PRESIDENT GARFIELD AND THE NEGRO.

The mind of President Garfield was too broad and generous, his nature too honest and sincere, for him not to take at once and forever the part of the wronged, however humble, as against the wrong-doer, however powerful. He knew too well the value of education to one who was compelled to struggle up from the depths of poverty for place and power not to emphasize the duty of putting the opportunity and facilities for education within reach of all the ignorant.

He first knew of the Congressional Record when he saw it in the hands of an opponent in a discussion of the slavery question. He began his political life in the days when the Supreme Court of the United States, in the Dred Scott decision, had asserted that slavery was the genius of our Constitution, and liberty the child only of local and state regulations. With clearest vision he saw when the war began that the real issue was the death or the supremacy of slavery, and threw his whole soul into that conflict. He was selected by the constituents of Giddings, as the one most worthy to succeed that veteran opponent of slavery in Congress.

After his nomination to the Presidency, in his first regular speech, made in response to a serenade in New York City by the Boys in Blue, he said, speaking of the Freedmen: “We will stand by them until the sun of liberty, fixed in the firmament of the Constitution, shall shine with equal ray upon every man, white or black, throughout the Union. Fellow-citizens, fellow-soldiers, in this there is all the beneficence of eternal justice, and by this we will stand forever.” A noble sentiment, which must become a fact established beyond the possibility of successful assault before the nation can enter upon the path of peace or safety.

In reply to an address by a delegation of colored men who visited him in Mentor, just before he left home to assume the duties of his high office, he said, in effect, that it was not within the power of the President by appointments and official recognitions to raise the colored people to the level of social recognition and honor.
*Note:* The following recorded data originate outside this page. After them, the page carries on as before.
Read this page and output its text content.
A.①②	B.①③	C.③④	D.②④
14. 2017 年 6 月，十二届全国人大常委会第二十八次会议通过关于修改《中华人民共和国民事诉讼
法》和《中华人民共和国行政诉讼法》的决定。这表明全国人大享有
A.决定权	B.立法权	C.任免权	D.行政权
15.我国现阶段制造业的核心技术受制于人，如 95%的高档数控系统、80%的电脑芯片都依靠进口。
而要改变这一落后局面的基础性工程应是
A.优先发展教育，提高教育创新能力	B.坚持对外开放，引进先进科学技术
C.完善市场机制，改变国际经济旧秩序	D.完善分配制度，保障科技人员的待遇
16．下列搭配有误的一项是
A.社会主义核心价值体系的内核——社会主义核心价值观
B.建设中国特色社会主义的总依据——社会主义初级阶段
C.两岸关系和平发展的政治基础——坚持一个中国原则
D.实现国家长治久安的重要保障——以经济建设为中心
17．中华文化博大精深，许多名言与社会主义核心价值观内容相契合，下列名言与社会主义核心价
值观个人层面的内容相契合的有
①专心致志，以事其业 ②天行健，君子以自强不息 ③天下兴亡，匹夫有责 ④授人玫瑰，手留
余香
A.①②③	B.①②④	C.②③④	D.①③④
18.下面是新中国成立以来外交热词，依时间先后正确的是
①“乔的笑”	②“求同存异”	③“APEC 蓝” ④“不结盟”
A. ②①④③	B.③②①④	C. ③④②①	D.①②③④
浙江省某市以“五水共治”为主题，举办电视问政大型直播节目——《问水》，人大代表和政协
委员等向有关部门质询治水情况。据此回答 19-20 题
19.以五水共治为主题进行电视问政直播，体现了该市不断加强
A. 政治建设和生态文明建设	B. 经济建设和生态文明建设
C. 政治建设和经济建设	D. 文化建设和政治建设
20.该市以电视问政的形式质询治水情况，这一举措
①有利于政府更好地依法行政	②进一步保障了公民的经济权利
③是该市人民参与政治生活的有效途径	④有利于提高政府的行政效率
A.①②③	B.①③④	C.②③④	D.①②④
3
The path to this leads through education and thrift. The negro, like every one else, must be the architect of his own fortunes, and compel by worth the respect he seeks. But turning from the negro who would have appointment to the nation which he held responsible for his condition—to the nation endangered by that condition—he said in his inaugural address, which his successor, nor Congress, nor the people should neither forget nor fail to heed: “The census has already sounded the alarm in the appalling figures which mark how dangerously high the tide of illiteracy has risen among our voters and their children. To the South this question is one of supreme importance. But the responsibility for the existence of slavery did not rest upon the South alone. The nation itself is responsible for the extension of the suffrage, and is under special obligation to aid in removing the illiteracy which it has added to the voting population. For the North and South alike there is but one remedy. All the constitutional power of the nation and of the states, and all the volunteer forces of the people, should be summoned to meet this danger by the saving influence of universal education. It is the high privilege and sacred duty of those now living to educate their successors and fit them by intelligence and virtue for the inheritance which awaits them. In this beneficent work sections and races should be forgotten, and partisanship should be unknown.”
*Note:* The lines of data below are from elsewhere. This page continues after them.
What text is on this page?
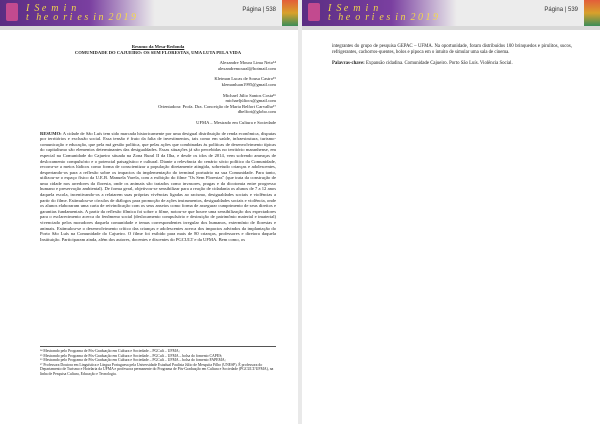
I  S e  m  i  n
t   h e  o  r i  e s  i n  2 0 1 9
Página | 538
Resumo da Mesa-Redonda
COMUNIDADE DO CAJUEIRO: OS SEM FLORESTAS, UMA LUTA PELA VIDA
Alexandre Moura Lima Neto¹⁴
alexandremoural@hotmail.com
Kleiman Lucas de Sousa Castro¹⁵
klemanluan1995@gmail.com
Michael Júlio Santos Costa¹⁶
michaeljúliocs@gmail.com
Orientadora: Profa. Dra. Conceição de Maria Belfort Carvalho¹⁷
dbelfort@globo.com
UFMA – Mestrado em Cultura e Sociedade
RESUMO: A cidade de São Luís tem sido marcada historicamente por uma desigual distribuição de renda econômica, disputas por territórios e exclusão social. Essa tensão é fruto da falta de investimentos, tais como em saúde, infraestrutura, turismo-comunicação e educação, que pela má gestão política, que pelas ações que combinadas às políticas de desenvolvimento típicas do capitalismo são elementos determinantes das desigualdades. Essas situações já são percebidas no território maranhense, em especial na Comunidade do Cajueiro situada na Zona Rural II da Ilha, e desde os idos de 2014, vem sofrendo ameaças de deslocamento compulsório e o potencial paisagístico e cultural. Diante a relevância do cenário sócio político da Comunidade, recorra-se a meios lúdicos como forma de conscientizar a população diretamente atingida, sobretudo crianças e adolescentes, despertando-os para a reflexão sobre os impactos da implementação do terminal portuário na sua Comunidade. Para tanto, utilizou-se o espaço físico da U.E.B. Manuela Varela, com a exibição do filme "Os Sem Florestas" (que trata da construção de uma cidade nos arredores da floresta, onde os animais são tratados como invasores, pragas e da dicotomia entre progresso humano e preservação ambiental). De forma geral, objetivou-se sensibilizar para a reação de cidadania os alunos de 7 a 12 anos daquela escola, incentivando-os a relatarem suas próprias vivências ligadas ao racismo, desigualdades sociais e violências a partir do filme. Estimulou-se círculos de diálogos para promoção de ações instrumentos, desigualdades sociais e violência, onde os alunos elaboraram uma carta de reivindicação com os seus anseios como forma de assegurar cumprimento de seus direitos e garantias fundamentais. A partir da reflexão fílmica foi sobre o filme, notou-se que houve uma sensibilização dos espectadores para o esclarecimento acerca do fenômeno social (deslocamento compulsório e destruição de patrimônio material e imaterial) vivenciado pelos moradores daquela comunidade e temas correspondentes irregular dos humanos, extermínio de florestas e animais. Estimulou-se o desenvolvimento crítico das crianças e adolescentes acerca dos impactos advindos da implantação do Porto São Luís na Comunidade do Cajueiro. O filme foi exibido para mais de 80 crianças, professores e diretora daquela Instituição. Participaram ainda, além dos autores, docentes e discentes do PGCULT e da UFMA. Bem como, os
¹⁴ Mestrando pelo Programa de Pós-Graduação em Cultura e Sociedade – PGCult – UFMA;
¹⁵ Mestrando pelo Programa de Pós-Graduação em Cultura e Sociedade – PGCult – UFMA – bolsa do fomento CAPES;
¹⁶ Mestrando pelo Programa de Pós-Graduação em Cultura e Sociedade – PGCult – UFMA – bolsa do fomento FAPEMA;
¹⁷ Professora Doutora em Linguística e Língua Portuguesa pela Universidade Estadual Paulista Júlio de Mesquita Filho (UNESP). É professora do Departamento de Turismo e Hotelaria da UFMA e professora permanente do Programa de Pós-Graduação em Cultura e Sociedade (PGCULT/UFMA), na linha de Pesquisa Cultura, Educação e Tecnologia.
I  S e  m  i  n
t   h e  o  r i  e s  i n  2 0 1 9
Página | 539
integrantes do grupo de pesquisa GEPAC – UFMA. Na oportunidade, foram distribuídos 100 brinquedos e pirulitos, sucos, refrigerantes, cachorros-quentes, bolos e pipoca em o intuito de simular uma sala de cinema.
Palavras-chave: Expansão cidadina. Comunidade Cajueiro. Porto São Luís. Violência Social.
He also at the same time gave due recognition to the efforts made by the Freedmen: “The emancipated race have already made remarkable progress. With unquestioning devotion to the Union, with a patience and gentleness not born of fear, they have ‘followed the light as God has given them to see light.’ They are rapidly laying the material foundations of self-support, widening the circle of intelligence, and beginning to enjoy the blessings that gather around the homes of the industrious poor. They deserve the generous encouragement of all good men. So far as my authority can lawfully extend, they shall enjoy the full and equal protection of the Constitution and laws.”

He said to the Fisk University Jubilee Singers, who at his invitation visited him at Mentor, on the 30th of September, 1880: “Now, friends, the earthly saviour of your people must be universal education, and I believe your voices are preparing the way for the coming of that blessing. You have sung a great University into being. I hope your voices are heralding the great liberation which education will bring to your lately enslaved brethren. You are fighting for light and for the freedom it brings, and in that contest I would rather be defeated with you than to be victorious against you. In the language of the song you have just sung, I say to you, ‘March on, and you shall win the victory—you shall gain the day.’”

His indignation because of the injustice done this people flashed out just before his assassination, when learning that this band of singers had been refused admission to the hotels in Springfield, Ill., he caused a telegram to be sent to them saying, that if they received similar treatment when they came to Washington, he would be glad to receive them as his own guests at the White House.

It would be unjust to the memory of this great and good man to leave at least this much unsaid of his interest in the race whose wrongs appealed so strongly to his sympathies, and whose fate he saw to be so intimately and indissolubly linked with that of the nation; and whatever in his life and character may be celebrated and memorialized, justice will not have been done him until suitable commemoration is made of this interest.